Pan:
a vessel of metal or earthenware used in culinary operations; a cooking-pan or frying-pan frequently referred to in the Old Testament (Lev 2:5; 6:21; Num 11:8; 1Sa 2:14, etc.).
The "ash-pans" mentioned in Exd 27:3 were made of copper, and were used in connection with the altar of burnt-offering. The "iron pan" mentioned in Eze 4:3 (marg., "flat plate " or "slice") was probably a mere plate of iron used for baking. The "fire-pans" of Exd 27:3 were fire-shovels used for taking up coals. The same Hebrew word is rendered "snuff-dishes" (25:38; 37:23) and "censers" (Lev 10:1; 16:12; Num 4:14, etc.). These were probably simply metal vessels employed for carrying burning embers from the brazen altar to the altar of incense.
The "frying-pan" mentioned in Lev 2:7; 7:9 was a pot for boiling.
Pan:
Name of a utensil used in the preparation or the serving of food, and representing several words in the original. Passing over the use of the word in connections like 1Ch 9:31, "things baked in pans," where the Hebrew word chabhittim refers, not to the pan itself, but to the cakes baked in the flat pan or griddle which was called machabhath (see below), and the "firepans" (machtah) (Ex 27:3; 1Ki 7:50, etc.) which seem to have been used to carry burning coals, we note the following words:
(1) machabhath, "pan" the King James Version, "baking-pan" the Revised Version (British and American), a dish of uncertain shape and size which was used in the preparation of the minchah or vegetable offering. See Le 2:5; 6:21; 7:9; 1Ch 23:29. On the basis of Eze 4:3 it might be assumed that the pan was rectangular in shape and of good size.

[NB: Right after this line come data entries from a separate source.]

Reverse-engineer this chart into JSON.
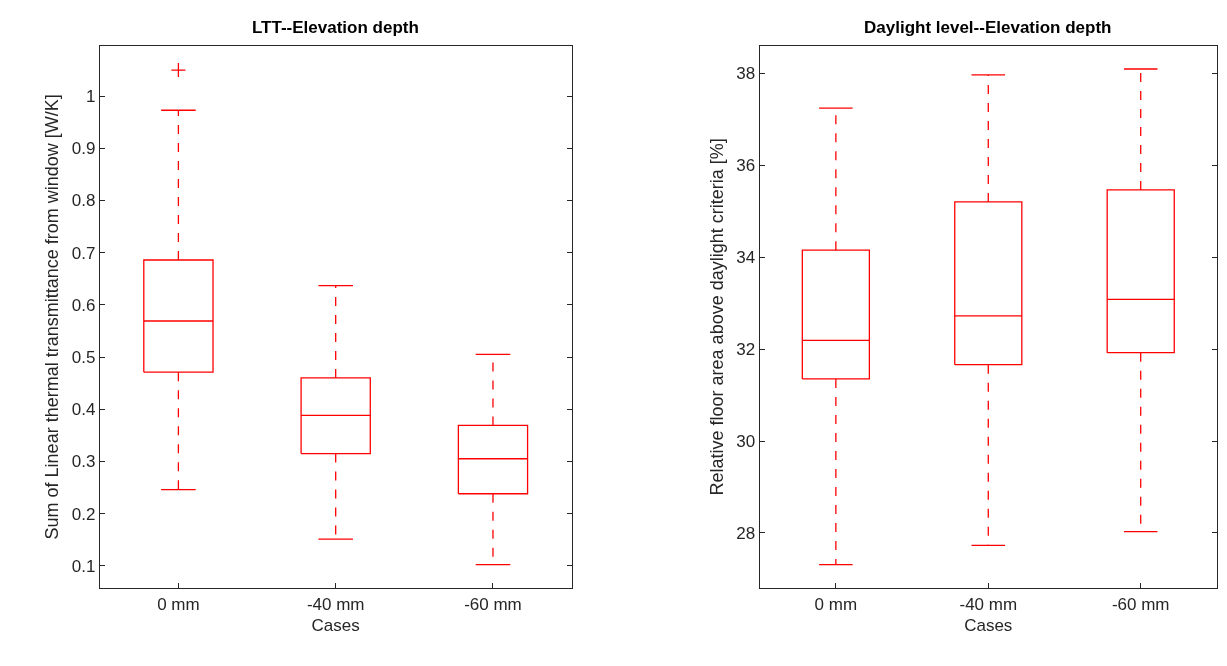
{
  "chart_data": [
    {
      "type": "box",
      "title": "LTT--Elevation depth",
      "xlabel": "Cases",
      "ylabel": "Sum of Linear thermal transmittance from window [W/K]",
      "categories": [
        "0 mm",
        "-40 mm",
        "-60 mm"
      ],
      "color": "#ff0000",
      "boxes": [
        {
          "low": 0.246,
          "q1": 0.471,
          "median": 0.569,
          "q3": 0.686,
          "high": 0.973,
          "outliers": [
            1.05
          ]
        },
        {
          "low": 0.151,
          "q1": 0.315,
          "median": 0.388,
          "q3": 0.46,
          "high": 0.637
        },
        {
          "low": 0.102,
          "q1": 0.238,
          "median": 0.305,
          "q3": 0.369,
          "high": 0.505
        }
      ],
      "ylim": [
        0.057,
        1.097
      ],
      "yticks": [
        0.1,
        0.2,
        0.3,
        0.4,
        0.5,
        0.6,
        0.7,
        0.8,
        0.9,
        1
      ],
      "line_style": "dashed",
      "marker": "cross"
    },
    {
      "type": "box",
      "title": "Daylight level--Elevation depth",
      "xlabel": "Cases",
      "ylabel": "Relative floor area above daylight criteria [%]",
      "categories": [
        "0 mm",
        "-40 mm",
        "-60 mm"
      ],
      "color": "#ff0000",
      "boxes": [
        {
          "low": 27.31,
          "q1": 31.35,
          "median": 32.19,
          "q3": 34.15,
          "high": 37.24
        },
        {
          "low": 27.73,
          "q1": 31.66,
          "median": 32.72,
          "q3": 35.2,
          "high": 37.96
        },
        {
          "low": 28.03,
          "q1": 31.92,
          "median": 33.08,
          "q3": 35.46,
          "high": 38.09
        }
      ],
      "ylim": [
        26.8,
        38.6
      ],
      "yticks": [
        28,
        30,
        32,
        34,
        36,
        38
      ],
      "line_style": "dashed"
    }
  ]
}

(2) kiyyor, rendered "pan" in 1Sa 2:14. The same word is used in the phrase, "pan of fire" the Revised Version (British and American), "hearth of fire" the King James Version (Zec 12:6); and it is also translated "laver" in the descriptions of the furnishing of tabernacle and temple (Ex 30:18; 1Ki 7:30, etc.). As it held water and was used for boiling meat and the like, it must have been a kind of pot or kettle.
(3) masreth, (2Sa 15:9). The connection gives no clue as to shape or size except that it must have been small enough to serve food in, and of the proper shape to hold a substance which could be poured out. Some authorities suggest a connection with the root se'or, "leaven," and think that this pan was like the kneading-trough in shape.
(4) sir, rendered "pan" in Ex 27:3 the King James Version, "pot" the Revised Version (British and American).
See POT.
(5) parur, "pan" in Nu 11:8 the King James Version, "pot" the Revised Version (British and American).
See POT.
(6) celachah (2Ch 35:13). Some kind of dish or pot. Slightly different forms of the same root are rendered "cruse" (2Ki 2:20 (tselochith), "dish" (2Ki 21:13 (tsallachath); and also in the Revised Version (British and American) in Pr 19:24; 26:15, instead of the probably incorrect "bosom" of the King James Version.
(7) lebes translated "pan" in 1 Esdras 1:12 the King James Version (the Revised Version (British and American) "cauldron").
(8) teganon, 2 Macc 7:3,5, with the verb teganizo, 7:5, is the usual Greek word for "frying-pan," but here a large sheet of metal must be meant (compare 4 Macc 8:13; 12:10,20).
LITERATURE.
Whitehouse, Primer of Hebrew Antiquities, 76, 77; Benzinger, Hebraische Archaologie, 70, 71; Nowack, Hebraische Archdologie, I, 144.
Written by Walter R. Betteridge
Pan:
Of the six words so rendered in the Authorized Version, two seem to imply a shallow pan or plate, such as is used by the Bedouine and Syrians for baking or dressing rapidly their cakes of meal, such as were used in legal oblations; the others, a deeper vessel or caldron for boiling meat, placed during the process on three stones.